St. Elizabeth Healthcare installed a comprehensive care coordination system after launching the program with funding from Medicare’s earlier CPC initiative and commercial payers.
Even though only about half the practices were in the original CPC program, St. Elizabeth leadership decided to expand the care coordination effort throughout the organization to best serve its entire patient population.
“Our healthcare advocates in our offices work with patients and work with our central team to identify those patients who need to be monitored weekly, monthly or maybe once every three months or so,” Henley said.
Among the services provided by the organization’s central ambulatory care management team:
- Care coordinators identify care gaps that need to be closed and work directly with patients to help them navigate the system.

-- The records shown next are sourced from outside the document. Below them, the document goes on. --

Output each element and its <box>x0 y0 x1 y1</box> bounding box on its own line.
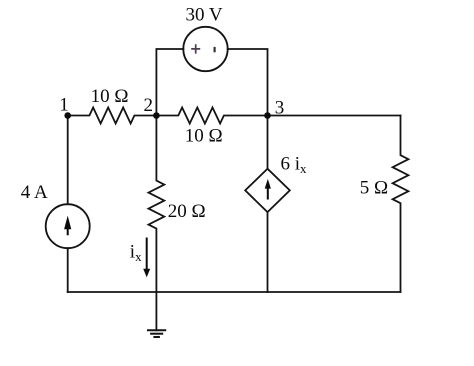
ground bar 2 <box>150 333 163 335</box>
wire from node 2 up to voltage source left terminal <box>156 49 183 116</box>
voltage source V1 30 V <box>183 27 227 71</box>
bottom wire rail <box>68 291 401 293</box>
dependent current source 6ix diamond <box>245 169 290 212</box>
wire node 1 down to 4 A source <box>67 116 69 205</box>
svg-text:6 ix: 6 ix <box>281 154 308 177</box>
arrow inside 4 A current source pointing up <box>64 216 71 236</box>
minus sign inside voltage source <box>214 47 216 52</box>
svg-text:1: 1 <box>59 95 68 116</box>
svg-text:3: 3 <box>275 97 285 118</box>
ground stem <box>155 292 157 330</box>
arrow inside dependent source diamond pointing up <box>265 179 271 200</box>
plus sign inside voltage source <box>191 44 200 53</box>
svg-text:10 Ω: 10 Ω <box>185 125 223 146</box>
wire 4 A source down to bottom rail <box>67 248 69 292</box>
svg-text:4 A: 4 A <box>21 182 48 203</box>
node 2 junction dot <box>153 112 160 119</box>
resistor R3 20 ohm vertical at node 2 (with wires) <box>148 116 164 293</box>
wire from voltage source right terminal down to node 3 <box>228 49 268 116</box>
resistor R2 10 ohm between node 2 and node 3 (with wires) <box>156 108 267 124</box>
svg-text:5 Ω: 5 Ω <box>360 177 388 198</box>
current arrow ix pointing down below 20 ohm resistor <box>143 238 150 278</box>
wire dependent source down to bottom rail <box>267 212 269 292</box>
ground bar 1 <box>147 329 166 331</box>
node 1 junction dot <box>64 112 71 119</box>
node 3 junction dot <box>264 112 271 119</box>
svg-text:30 V: 30 V <box>186 4 223 25</box>
wire from node 3 right to top of 5 ohm branch <box>268 115 401 117</box>
wire node 3 down to dependent source <box>267 116 269 169</box>
svg-text:20 Ω: 20 Ω <box>168 201 206 222</box>
svg-text:2: 2 <box>144 95 154 116</box>
resistor R1 10 ohm between node 1 and node 2 (with wires) <box>68 108 157 124</box>
current source I1 4 A <box>46 204 90 248</box>
resistor R4 5 ohm vertical right branch (with wires) <box>393 116 409 293</box>
svg-text:ix: ix <box>130 242 142 265</box>
svg-text:10 Ω: 10 Ω <box>91 86 129 107</box>
ground bar 3 <box>153 336 160 338</box>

- Pharmacists and pharmacy technicians perform medication adherence on-site with physicians and patients.
- Social workers help patients in areas such as obtaining needed medications or transportation to appointments.

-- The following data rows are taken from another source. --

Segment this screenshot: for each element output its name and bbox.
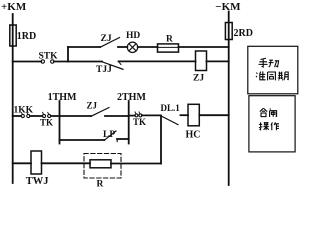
label 合闸 (close) <box>260 108 277 117</box>
relay coil TWJ <box>26 151 49 187</box>
svg-text:HC: HC <box>186 130 201 141</box>
contact DL.1 <box>160 103 188 125</box>
relay coil ZJ <box>193 51 207 84</box>
svg-text:TK: TK <box>40 118 53 128</box>
lamp HD <box>126 31 140 53</box>
box manual quasi-synchronizing device <box>248 46 298 94</box>
fuse 1RD <box>10 25 36 46</box>
准 <box>256 71 266 80</box>
relay coil HC <box>186 104 201 140</box>
label 操作 (operate) <box>259 122 279 130</box>
resistor R (rung D) <box>90 160 111 190</box>
wire rung C to rail <box>199 114 228 116</box>
contact ZJ (rung C) <box>87 101 129 117</box>
wire right rail <box>228 40 230 186</box>
wire left rail <box>12 46 14 183</box>
动 <box>269 60 279 67</box>
contact LP <box>103 130 129 142</box>
wire right rail top <box>228 12 230 23</box>
box closing operation <box>249 96 295 152</box>
wire branch B mid <box>138 46 158 48</box>
resistor R (upper branch) <box>158 35 179 53</box>
wire rung C seg4 <box>129 115 135 117</box>
wire rung A middle <box>54 61 102 63</box>
手 <box>259 58 268 67</box>
svg-text:R: R <box>166 35 173 45</box>
wire rung D mid <box>42 162 91 164</box>
期 <box>278 72 288 81</box>
svg-text:DL.1: DL.1 <box>161 103 181 113</box>
label 手动 (manual) <box>259 58 279 67</box>
svg-text:2THM: 2THM <box>117 92 146 103</box>
wire branch B left <box>68 46 100 48</box>
同 <box>268 72 276 80</box>
svg-text:LP: LP <box>103 130 115 140</box>
svg-text:1THM: 1THM <box>48 92 77 103</box>
svg-text:TWJ: TWJ <box>26 176 49 187</box>
wire rung C left <box>13 115 22 117</box>
wire rung C seg3 <box>51 115 91 117</box>
合 <box>260 108 267 116</box>
contact TJJ <box>96 61 123 75</box>
wire rung C seg2 <box>30 115 43 117</box>
wire riser to rung C <box>160 115 162 163</box>
contact ZJ (upper branch) <box>100 34 127 47</box>
wire left rail top <box>12 14 14 25</box>
svg-text:HD: HD <box>126 31 140 41</box>
svg-text:TJJ: TJJ <box>96 65 112 75</box>
wire rung D right <box>111 163 161 165</box>
操 <box>259 122 269 130</box>
wire branch B right <box>179 46 229 48</box>
svg-text:+KM: +KM <box>1 1 27 13</box>
label 准同期 <box>256 71 288 80</box>
wire rung A left <box>13 61 42 63</box>
switch STK <box>39 52 59 64</box>
wire rung A right <box>119 60 196 62</box>
作 <box>271 122 279 130</box>
terminal TK (left) <box>40 112 53 127</box>
svg-text:1RD: 1RD <box>17 31 36 42</box>
contact LP branch wire <box>60 139 105 141</box>
node 1THM <box>48 92 77 144</box>
switch 1KK <box>14 106 34 118</box>
terminal TK (right) <box>133 112 146 127</box>
fuse 2RD <box>225 23 253 40</box>
svg-text:2RD: 2RD <box>234 28 253 39</box>
闸 <box>270 109 277 117</box>
svg-text:ZJ: ZJ <box>87 101 98 111</box>
wire rung D left <box>13 162 31 164</box>
svg-text:TK: TK <box>133 117 146 127</box>
dashed enclosure <box>84 154 121 179</box>
wire rung A to rail <box>207 60 229 62</box>
svg-text:ZJ: ZJ <box>193 74 204 84</box>
wire rung C seg5 <box>142 114 160 116</box>
wire branch riser <box>67 47 69 62</box>
svg-text:R: R <box>97 180 104 188</box>
node 2THM <box>117 92 146 144</box>
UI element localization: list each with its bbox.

The ROI for care coordination
A slight plurality of survey respondents (38%) cited ”managing high-risk patients” as the activity through which care coordinators can generate the highest ROI.
Carilion Clinic focuses not on patients who already require a high level of healthcare services but rather on those who are about to fall into that category.

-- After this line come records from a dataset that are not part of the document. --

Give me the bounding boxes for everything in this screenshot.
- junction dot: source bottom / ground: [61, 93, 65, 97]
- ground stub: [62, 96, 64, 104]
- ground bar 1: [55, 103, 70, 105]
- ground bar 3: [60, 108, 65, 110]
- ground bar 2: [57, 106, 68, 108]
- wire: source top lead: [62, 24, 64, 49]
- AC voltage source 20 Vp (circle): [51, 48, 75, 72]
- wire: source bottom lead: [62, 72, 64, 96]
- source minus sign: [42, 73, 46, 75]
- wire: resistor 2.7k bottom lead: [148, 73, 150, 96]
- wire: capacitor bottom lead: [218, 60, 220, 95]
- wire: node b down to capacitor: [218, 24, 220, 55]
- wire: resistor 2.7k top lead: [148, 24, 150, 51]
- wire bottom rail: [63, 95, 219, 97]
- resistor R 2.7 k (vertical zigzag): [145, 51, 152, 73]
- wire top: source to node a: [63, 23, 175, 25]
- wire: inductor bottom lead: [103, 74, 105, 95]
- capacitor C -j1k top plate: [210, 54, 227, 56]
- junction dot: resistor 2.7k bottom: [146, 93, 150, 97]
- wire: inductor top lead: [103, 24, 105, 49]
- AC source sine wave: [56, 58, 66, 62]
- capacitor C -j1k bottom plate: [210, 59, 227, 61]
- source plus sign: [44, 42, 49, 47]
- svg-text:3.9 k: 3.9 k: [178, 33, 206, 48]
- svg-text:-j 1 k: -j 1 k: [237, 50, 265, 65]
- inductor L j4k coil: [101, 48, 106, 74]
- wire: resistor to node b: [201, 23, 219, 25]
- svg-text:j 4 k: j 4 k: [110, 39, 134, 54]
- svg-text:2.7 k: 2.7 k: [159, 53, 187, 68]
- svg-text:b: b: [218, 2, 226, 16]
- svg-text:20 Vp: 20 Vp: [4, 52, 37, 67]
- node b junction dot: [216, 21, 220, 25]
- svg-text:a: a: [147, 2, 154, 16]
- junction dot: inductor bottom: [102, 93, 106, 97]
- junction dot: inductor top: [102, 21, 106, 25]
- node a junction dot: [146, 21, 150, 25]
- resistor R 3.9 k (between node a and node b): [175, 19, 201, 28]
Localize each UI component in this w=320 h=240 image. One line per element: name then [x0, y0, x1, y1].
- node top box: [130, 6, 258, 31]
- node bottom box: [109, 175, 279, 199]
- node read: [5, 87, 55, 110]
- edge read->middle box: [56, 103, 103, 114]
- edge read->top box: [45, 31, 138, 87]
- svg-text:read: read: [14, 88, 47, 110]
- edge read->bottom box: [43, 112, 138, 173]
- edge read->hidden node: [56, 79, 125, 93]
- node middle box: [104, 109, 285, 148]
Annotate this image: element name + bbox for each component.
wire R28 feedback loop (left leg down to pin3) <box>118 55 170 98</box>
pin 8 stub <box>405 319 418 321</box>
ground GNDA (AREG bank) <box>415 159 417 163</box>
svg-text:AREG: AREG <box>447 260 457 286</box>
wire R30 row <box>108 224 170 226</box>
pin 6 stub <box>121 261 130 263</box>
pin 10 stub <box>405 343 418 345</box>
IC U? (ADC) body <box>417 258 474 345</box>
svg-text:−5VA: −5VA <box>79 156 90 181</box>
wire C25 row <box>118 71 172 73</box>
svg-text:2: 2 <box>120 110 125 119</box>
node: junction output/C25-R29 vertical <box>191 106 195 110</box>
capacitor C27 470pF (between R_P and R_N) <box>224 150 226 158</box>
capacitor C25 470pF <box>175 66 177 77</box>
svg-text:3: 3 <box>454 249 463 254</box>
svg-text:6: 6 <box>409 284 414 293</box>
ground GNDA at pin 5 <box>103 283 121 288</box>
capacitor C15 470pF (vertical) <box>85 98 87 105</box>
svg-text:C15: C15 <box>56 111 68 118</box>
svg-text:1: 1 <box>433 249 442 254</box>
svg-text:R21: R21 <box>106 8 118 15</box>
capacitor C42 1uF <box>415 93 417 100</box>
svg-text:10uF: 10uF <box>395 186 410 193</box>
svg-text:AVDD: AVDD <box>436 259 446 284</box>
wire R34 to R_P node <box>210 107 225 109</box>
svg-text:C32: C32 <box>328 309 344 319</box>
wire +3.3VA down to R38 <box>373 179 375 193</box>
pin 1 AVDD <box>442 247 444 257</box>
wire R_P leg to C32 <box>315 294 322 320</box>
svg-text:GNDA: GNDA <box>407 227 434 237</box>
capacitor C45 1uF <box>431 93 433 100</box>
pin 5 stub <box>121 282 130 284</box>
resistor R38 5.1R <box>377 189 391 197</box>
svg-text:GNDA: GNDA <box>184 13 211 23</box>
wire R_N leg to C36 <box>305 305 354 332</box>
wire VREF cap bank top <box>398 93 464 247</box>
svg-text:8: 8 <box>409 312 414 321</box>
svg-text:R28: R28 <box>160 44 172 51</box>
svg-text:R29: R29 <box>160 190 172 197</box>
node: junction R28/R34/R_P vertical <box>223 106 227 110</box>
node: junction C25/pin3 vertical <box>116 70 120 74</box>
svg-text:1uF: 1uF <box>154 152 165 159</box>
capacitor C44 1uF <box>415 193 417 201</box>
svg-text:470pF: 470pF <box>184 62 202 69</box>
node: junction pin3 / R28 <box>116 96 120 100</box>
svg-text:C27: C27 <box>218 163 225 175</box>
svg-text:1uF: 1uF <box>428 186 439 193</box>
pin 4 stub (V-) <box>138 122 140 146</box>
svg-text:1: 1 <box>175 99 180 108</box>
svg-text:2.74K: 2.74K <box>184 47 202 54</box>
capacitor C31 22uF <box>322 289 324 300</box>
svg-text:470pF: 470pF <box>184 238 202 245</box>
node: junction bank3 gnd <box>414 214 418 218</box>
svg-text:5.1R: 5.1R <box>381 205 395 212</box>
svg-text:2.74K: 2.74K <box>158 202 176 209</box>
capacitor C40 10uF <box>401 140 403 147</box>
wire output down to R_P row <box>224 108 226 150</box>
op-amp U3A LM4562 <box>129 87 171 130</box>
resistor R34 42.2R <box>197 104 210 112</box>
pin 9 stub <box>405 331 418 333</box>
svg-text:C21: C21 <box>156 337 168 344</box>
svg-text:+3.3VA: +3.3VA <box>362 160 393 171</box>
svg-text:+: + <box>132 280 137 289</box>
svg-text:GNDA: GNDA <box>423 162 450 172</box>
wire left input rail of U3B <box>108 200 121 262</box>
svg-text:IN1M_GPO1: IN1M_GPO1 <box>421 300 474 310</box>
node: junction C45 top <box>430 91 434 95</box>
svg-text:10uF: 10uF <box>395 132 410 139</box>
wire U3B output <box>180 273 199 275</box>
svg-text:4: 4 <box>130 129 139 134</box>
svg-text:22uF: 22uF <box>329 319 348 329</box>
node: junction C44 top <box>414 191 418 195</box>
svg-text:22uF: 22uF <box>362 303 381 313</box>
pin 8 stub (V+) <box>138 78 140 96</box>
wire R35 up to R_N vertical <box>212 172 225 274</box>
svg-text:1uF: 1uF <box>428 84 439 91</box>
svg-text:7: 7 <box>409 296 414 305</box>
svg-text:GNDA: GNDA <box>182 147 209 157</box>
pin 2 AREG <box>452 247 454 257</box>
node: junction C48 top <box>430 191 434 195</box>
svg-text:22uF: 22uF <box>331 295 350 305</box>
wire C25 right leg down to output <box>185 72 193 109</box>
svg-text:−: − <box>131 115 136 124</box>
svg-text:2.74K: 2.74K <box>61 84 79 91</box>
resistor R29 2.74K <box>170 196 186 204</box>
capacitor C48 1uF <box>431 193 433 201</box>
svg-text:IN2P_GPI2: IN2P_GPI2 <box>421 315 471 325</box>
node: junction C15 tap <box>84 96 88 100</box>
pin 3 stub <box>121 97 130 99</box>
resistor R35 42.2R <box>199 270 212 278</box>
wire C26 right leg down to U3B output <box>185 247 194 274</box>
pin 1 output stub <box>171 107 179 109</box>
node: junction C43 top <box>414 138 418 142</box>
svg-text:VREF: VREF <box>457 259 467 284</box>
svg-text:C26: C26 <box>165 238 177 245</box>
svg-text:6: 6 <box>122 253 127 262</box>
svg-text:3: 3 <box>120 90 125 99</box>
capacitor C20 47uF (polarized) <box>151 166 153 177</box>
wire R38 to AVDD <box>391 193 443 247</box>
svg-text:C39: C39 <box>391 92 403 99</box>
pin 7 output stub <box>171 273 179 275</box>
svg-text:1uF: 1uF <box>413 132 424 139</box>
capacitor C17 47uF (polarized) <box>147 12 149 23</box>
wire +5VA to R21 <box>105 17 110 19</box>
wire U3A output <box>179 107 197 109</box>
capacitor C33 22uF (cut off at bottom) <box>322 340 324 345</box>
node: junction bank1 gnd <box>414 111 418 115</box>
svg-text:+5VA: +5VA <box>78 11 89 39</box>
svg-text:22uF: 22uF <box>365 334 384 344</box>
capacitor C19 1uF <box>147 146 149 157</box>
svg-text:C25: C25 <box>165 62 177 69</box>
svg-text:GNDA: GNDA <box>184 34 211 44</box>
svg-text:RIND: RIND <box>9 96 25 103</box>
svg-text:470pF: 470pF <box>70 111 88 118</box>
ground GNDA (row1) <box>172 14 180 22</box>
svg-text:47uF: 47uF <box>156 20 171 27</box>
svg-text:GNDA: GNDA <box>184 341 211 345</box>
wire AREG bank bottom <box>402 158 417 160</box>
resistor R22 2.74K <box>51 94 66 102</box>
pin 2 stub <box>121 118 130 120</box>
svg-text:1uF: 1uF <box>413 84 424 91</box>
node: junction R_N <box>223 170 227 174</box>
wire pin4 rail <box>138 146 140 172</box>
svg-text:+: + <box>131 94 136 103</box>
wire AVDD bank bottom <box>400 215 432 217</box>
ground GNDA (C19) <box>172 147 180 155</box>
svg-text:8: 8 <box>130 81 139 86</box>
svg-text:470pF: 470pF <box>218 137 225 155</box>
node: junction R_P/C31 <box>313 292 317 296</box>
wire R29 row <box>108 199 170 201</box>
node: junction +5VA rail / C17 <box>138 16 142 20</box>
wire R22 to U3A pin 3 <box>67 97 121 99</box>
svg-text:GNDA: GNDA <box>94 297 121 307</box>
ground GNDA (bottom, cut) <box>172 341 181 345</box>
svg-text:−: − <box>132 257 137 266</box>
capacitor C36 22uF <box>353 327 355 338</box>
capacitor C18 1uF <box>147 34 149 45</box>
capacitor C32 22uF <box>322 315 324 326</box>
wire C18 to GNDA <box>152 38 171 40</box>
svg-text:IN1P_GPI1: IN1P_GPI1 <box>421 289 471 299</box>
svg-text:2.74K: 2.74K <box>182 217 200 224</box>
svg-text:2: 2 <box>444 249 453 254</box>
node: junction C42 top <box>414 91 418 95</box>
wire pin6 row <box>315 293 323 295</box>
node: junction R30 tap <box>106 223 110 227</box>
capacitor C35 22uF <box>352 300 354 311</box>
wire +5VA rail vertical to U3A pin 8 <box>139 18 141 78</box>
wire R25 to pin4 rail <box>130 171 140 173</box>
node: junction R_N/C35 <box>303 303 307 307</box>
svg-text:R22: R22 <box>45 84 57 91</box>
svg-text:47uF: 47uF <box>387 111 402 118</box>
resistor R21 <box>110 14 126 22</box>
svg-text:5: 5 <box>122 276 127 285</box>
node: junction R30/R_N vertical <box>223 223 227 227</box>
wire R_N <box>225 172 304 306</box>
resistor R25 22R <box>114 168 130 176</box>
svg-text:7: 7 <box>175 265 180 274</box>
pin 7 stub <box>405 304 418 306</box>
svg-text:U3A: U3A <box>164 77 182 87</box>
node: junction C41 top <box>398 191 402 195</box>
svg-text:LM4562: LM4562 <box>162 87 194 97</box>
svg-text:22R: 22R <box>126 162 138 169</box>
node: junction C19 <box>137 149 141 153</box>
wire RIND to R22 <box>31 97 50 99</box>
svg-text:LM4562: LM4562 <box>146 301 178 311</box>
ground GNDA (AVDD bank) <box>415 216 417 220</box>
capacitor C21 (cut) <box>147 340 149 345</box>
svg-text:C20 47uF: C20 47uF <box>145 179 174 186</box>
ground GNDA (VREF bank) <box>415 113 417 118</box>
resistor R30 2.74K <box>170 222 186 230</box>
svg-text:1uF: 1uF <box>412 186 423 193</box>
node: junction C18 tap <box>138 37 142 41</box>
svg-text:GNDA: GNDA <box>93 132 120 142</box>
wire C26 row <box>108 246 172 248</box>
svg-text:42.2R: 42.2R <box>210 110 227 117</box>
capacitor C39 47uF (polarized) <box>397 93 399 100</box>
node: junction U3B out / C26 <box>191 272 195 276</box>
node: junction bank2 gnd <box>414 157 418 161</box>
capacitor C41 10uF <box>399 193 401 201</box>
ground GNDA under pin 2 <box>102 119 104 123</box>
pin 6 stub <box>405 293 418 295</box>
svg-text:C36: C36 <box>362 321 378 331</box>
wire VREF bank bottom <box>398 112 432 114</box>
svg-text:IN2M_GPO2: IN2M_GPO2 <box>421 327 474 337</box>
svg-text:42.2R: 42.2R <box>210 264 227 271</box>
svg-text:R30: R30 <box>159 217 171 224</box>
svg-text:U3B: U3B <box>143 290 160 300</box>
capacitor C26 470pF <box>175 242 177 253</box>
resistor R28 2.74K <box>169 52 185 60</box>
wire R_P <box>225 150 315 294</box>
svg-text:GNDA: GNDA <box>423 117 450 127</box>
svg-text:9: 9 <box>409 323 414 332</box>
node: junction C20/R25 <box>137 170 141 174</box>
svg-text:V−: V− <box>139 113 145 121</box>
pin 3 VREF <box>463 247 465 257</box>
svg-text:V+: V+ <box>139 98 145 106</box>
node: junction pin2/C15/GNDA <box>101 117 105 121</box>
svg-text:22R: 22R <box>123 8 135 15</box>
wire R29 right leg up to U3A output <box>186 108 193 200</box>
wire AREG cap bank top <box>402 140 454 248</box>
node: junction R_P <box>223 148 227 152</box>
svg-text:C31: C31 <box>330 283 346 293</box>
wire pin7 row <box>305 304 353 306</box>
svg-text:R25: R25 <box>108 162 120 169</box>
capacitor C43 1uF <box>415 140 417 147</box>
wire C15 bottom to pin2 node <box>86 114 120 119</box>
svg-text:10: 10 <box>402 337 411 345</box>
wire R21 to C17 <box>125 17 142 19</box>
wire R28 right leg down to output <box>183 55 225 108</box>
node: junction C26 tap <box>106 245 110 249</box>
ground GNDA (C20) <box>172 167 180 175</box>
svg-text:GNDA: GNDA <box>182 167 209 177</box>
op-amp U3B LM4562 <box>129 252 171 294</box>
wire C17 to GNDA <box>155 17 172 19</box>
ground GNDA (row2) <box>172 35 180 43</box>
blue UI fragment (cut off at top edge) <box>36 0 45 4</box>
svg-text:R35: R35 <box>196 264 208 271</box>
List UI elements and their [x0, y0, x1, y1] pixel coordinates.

“Those are the people you can impact and prevent from getting there,” Littlepage said.
To optimize care coordination for high-risk patients, providers can incorporate care-quality dashboards and scorecards, survey respondents said in group discussions. Such tools allow coordinators to zero in on care gaps.
Other steps that can enhance the ROI of care coordination for high-risk patients, respondents said, include:
- Integrating care coordination into physicians’ workflows as an optional referral
- Providing risk-stratifying information to identify patients at risk for readmissions or ED visits
General care coordination, such as managing care transitions, also was cited by many survey respondents (37%) as the activity that produces the highest ROI. Specific strategies may focus on:
- Scheduling of wellness visits
- Scheduling of screenings, follow-up visits and referral visits, with regular outreach
The scope of practice for coordinators
Physicians and other clinicians should be educated on the services that care coordinators can provide, survey respondents said in group discussions. Such information can help ensure both that care coordinators are not working beyond the scope of their training and that their time and skill sets are being maximized.
The skill sets of care coordinators, respondents said, may involve:
- Clinical activities, such as post-discharge follow-up calls, diabetes counseling and dietary counseling
- Nonclinical activities, such as helping with patients’ transportation needs
“We haven’t had a lot of focus yet on community health workers,” Littlepage said, noting that Carilion Clinic employs five such workers in conjunction with a local United Way agency and federally qualified health center.
“That’s an area where I think there’s still a lot of opportunity — in the social determinants, trying to assist patients more. We’re beginning to record that data more fully and will determine how best to react to it.”